IL RUOLO DELL’ANZIANO
                                  di Gaudenzio Rovaris

     Torno a Voi dopo un paio di mesi trascorsi lontano da casa, in cui ho incontrato difficoltà nel comunicare via internet con la redazione, oltre che per una certa indolenza che a volte assale i “vecchietti”. Sono sulle spiagge della Sardegna del Sud e penso anche a chi sta ancora lavorando. Tutti invidiano chi può allontanarsi da casa quando vuole e recarsi dove vuole; per chi ha questa possibilità non sempre la situazione è vissuta in modo positivo: la pensione, pur se conquistata con tanto impegno negli anni di attività, dà un senso di inutilità, di tristezza e porta discorsi orientati piuttosto alle “magagne” dell’età che ai piaceri della vita. Ci si trova tra pensionati, si parla dei sintomi dei vari mali dell’età, si propongono consigli reciproci, si ricordano e si confrontano le esperienze del passato, ridicendosi spesso perché la memoria non ricorda che battute, esperienze, storie sono già state ripetute parecchie volte… ma si finge di non averle mai sentite… o non si ricordano proprio…
     Nei giorni scorsi ho visitato un vicino in una casa di cura tra le più rinomate: c’erano molti vecchietti (era l’orario di ricevimento) seduti in corridoio che mi sorridevano, ai quali ricambiavo il saluto e anche qualche frase d’occasione; altri guardavano intensamente l’entrata chiaramente attendendo una visita.
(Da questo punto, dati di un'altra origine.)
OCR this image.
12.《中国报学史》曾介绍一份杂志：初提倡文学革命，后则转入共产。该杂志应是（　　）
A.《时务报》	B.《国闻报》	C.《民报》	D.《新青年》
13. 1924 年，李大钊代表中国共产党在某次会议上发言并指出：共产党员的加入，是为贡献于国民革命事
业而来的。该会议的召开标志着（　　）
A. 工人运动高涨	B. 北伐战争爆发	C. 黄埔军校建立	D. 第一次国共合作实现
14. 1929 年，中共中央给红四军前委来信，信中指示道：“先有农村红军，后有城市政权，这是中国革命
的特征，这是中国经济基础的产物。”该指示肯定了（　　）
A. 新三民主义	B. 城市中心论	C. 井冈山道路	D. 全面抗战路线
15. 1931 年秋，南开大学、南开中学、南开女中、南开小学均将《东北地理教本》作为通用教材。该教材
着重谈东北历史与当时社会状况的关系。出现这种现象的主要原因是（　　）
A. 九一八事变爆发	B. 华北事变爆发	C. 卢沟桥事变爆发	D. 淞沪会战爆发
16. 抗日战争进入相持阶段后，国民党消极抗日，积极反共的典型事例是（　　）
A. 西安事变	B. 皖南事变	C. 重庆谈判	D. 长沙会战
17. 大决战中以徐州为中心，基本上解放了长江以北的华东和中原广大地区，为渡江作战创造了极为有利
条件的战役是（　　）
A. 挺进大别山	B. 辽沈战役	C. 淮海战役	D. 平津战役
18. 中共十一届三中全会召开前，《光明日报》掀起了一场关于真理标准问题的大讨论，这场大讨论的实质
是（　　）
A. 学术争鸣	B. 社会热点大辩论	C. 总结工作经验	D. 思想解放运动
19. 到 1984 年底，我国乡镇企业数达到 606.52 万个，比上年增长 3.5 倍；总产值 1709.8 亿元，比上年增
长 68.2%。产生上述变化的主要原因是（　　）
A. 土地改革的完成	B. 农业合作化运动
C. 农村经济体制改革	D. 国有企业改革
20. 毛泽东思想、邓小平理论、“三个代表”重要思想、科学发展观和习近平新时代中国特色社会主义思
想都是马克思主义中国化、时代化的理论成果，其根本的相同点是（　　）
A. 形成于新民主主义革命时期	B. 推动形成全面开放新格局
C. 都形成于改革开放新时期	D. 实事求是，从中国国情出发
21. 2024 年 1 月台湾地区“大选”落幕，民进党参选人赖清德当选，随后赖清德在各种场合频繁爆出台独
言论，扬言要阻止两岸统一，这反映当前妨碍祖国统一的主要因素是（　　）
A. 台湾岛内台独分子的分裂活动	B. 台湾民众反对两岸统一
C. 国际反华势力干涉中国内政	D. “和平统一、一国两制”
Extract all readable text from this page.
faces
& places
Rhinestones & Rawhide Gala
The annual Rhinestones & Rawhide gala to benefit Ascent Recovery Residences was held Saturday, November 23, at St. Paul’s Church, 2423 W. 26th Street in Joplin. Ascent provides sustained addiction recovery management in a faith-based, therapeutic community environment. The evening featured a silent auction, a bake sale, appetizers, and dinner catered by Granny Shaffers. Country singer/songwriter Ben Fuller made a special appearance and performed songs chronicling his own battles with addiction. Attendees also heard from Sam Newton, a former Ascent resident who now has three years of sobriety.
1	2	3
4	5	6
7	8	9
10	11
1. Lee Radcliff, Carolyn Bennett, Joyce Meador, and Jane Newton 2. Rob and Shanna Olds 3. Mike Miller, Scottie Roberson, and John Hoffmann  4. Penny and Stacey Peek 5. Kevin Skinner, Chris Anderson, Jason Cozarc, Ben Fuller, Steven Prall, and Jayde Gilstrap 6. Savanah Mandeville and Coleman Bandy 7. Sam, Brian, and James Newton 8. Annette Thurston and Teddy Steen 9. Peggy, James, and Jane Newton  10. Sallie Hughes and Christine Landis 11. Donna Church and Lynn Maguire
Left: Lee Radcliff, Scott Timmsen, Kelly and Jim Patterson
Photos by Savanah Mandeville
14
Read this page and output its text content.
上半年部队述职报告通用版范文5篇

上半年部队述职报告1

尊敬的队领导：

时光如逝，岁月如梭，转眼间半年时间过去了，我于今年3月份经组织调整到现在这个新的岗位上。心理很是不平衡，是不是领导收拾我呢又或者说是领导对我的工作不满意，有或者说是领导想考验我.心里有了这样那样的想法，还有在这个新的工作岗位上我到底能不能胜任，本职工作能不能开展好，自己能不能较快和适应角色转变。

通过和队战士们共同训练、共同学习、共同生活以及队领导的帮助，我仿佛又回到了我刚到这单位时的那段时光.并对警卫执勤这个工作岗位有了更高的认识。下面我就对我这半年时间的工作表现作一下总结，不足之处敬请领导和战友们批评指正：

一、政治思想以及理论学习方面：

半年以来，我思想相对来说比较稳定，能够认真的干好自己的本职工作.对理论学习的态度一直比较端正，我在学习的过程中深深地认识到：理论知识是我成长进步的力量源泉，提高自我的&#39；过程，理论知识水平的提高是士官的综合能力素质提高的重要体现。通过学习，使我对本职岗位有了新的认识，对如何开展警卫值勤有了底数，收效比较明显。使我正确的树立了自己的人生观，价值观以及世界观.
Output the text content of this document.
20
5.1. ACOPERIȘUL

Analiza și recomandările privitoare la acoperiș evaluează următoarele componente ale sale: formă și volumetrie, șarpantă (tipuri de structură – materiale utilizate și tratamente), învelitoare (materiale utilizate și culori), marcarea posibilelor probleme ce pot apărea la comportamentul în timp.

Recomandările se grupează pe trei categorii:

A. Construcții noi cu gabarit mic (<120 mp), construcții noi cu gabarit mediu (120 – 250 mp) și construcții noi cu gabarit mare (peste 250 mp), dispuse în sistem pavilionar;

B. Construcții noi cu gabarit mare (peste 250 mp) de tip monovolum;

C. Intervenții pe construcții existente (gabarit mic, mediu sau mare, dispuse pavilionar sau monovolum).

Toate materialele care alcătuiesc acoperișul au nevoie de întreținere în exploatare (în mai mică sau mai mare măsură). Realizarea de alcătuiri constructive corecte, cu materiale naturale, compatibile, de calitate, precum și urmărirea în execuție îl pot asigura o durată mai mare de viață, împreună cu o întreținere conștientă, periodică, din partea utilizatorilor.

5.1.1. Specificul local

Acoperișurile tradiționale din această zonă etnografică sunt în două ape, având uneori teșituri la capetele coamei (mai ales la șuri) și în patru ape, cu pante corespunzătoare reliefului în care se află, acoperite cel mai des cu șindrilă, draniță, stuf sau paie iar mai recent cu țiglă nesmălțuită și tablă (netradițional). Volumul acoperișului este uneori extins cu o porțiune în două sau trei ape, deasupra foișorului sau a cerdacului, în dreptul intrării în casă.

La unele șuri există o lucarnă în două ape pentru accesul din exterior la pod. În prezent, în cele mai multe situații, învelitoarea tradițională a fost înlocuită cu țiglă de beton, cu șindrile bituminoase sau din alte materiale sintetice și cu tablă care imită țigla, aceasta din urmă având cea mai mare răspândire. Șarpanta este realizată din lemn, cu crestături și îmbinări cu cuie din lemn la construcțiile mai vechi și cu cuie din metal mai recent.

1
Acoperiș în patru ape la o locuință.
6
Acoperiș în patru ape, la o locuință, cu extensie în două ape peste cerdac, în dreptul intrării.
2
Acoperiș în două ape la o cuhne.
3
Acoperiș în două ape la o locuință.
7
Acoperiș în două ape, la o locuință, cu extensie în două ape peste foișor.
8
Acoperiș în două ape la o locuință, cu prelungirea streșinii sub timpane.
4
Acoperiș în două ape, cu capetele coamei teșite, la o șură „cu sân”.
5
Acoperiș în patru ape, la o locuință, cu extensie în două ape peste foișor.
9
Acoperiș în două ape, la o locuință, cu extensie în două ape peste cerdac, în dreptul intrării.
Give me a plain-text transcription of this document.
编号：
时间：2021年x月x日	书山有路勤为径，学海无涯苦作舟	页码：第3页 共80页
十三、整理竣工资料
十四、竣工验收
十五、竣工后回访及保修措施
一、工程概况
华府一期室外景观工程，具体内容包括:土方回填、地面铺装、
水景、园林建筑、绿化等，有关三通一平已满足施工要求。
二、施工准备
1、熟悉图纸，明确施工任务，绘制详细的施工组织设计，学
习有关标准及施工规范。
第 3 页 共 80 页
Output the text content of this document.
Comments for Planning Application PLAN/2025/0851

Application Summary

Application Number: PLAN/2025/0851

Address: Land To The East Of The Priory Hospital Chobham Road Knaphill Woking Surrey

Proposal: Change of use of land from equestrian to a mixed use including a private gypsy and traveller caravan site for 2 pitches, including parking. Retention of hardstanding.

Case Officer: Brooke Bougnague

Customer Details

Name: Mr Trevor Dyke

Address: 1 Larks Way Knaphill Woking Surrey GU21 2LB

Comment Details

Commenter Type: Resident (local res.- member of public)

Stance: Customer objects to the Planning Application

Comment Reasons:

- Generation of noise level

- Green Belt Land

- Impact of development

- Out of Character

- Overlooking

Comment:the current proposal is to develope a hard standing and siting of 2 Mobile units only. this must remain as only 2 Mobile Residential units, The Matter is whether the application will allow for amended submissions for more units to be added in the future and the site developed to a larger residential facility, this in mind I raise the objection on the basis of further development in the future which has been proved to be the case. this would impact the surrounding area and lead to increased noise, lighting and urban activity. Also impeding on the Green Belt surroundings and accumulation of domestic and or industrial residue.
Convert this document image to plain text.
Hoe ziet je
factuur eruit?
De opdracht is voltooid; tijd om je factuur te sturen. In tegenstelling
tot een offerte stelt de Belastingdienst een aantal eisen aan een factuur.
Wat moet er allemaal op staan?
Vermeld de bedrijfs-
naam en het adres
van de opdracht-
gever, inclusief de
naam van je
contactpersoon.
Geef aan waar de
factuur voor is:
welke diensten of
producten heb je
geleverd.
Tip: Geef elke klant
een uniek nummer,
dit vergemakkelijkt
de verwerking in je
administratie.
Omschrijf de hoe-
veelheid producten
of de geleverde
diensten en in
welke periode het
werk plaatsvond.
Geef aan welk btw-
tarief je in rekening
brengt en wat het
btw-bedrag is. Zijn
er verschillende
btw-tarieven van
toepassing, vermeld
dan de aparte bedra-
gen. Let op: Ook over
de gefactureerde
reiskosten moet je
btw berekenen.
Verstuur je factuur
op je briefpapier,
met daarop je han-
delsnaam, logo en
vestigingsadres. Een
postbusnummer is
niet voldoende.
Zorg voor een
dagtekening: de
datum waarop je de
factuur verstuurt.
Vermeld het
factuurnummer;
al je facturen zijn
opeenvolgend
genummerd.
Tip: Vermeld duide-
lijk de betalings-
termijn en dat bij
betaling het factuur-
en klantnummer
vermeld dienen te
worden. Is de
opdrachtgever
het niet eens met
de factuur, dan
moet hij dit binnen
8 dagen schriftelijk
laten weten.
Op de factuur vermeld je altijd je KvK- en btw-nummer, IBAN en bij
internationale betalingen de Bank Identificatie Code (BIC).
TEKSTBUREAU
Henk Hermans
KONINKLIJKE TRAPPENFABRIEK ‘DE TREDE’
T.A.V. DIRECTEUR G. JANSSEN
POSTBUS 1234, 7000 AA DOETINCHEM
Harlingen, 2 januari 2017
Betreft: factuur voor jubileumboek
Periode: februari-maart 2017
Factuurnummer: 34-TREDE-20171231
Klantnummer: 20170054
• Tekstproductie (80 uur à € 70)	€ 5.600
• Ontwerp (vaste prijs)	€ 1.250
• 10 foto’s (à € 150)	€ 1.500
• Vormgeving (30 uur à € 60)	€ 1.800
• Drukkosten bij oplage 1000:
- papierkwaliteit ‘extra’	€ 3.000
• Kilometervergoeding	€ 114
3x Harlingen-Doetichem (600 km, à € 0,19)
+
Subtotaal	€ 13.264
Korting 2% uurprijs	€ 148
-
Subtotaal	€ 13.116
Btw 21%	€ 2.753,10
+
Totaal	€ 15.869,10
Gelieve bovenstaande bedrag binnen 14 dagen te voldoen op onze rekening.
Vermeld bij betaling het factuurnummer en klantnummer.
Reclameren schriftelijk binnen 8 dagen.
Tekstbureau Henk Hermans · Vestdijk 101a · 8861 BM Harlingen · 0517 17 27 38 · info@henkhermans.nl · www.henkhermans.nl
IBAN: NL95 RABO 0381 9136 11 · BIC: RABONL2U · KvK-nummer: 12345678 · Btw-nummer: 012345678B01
Ho riflettuto sulla realtà della vecchiaia e sui vari ruoli che chi la raggiunge ha avuto nella storia.
     Nell’antichità il vecchio era saggio (o almeno ritenuto tale), partecipava attivamente alla vita della città (dalla gherusia spartana al senato romano solo per citare le cariche più conosciute), veniva rispettato e quasi venerato. La condizione è rimasta tale fino all’industrializzazione, che ha stravolto i ruoli e la società, anche se sopravvivono alcune eccezioni (basti pensare ad Andreotti o a De Mita, simboli di un potere quasi immortale…). Ricordo le famiglie patriarcali contadine del territorio di Bolgare e Telgate, le quali vivevano in cascine che erano vere e proprie frazioni e dove mi recavo da piccolo a giocare con i ragazzi e a … scorazzare con l’“Aquilotto” dello zio prete: il vecchio era un patriarca e nessuno avrebbe mai pensato di lasciarlo in un ricovero… Commovente nella letteratura la figura verghiana di padron ‘Ntoni, che deve lasciare la casa del nespolo per morire in ospedale, dove ci sono lenzuola bianchissime, ma che non hanno certo il calore del suo letto. La gente si accontentava di vivere, del minimo indispensabile (anche ne “I Malavoglia” le disgrazie iniziano quando i giovani non accettano la loro condizione, cercando di cambiare la loro posizione sociale… e diventano dei vinti).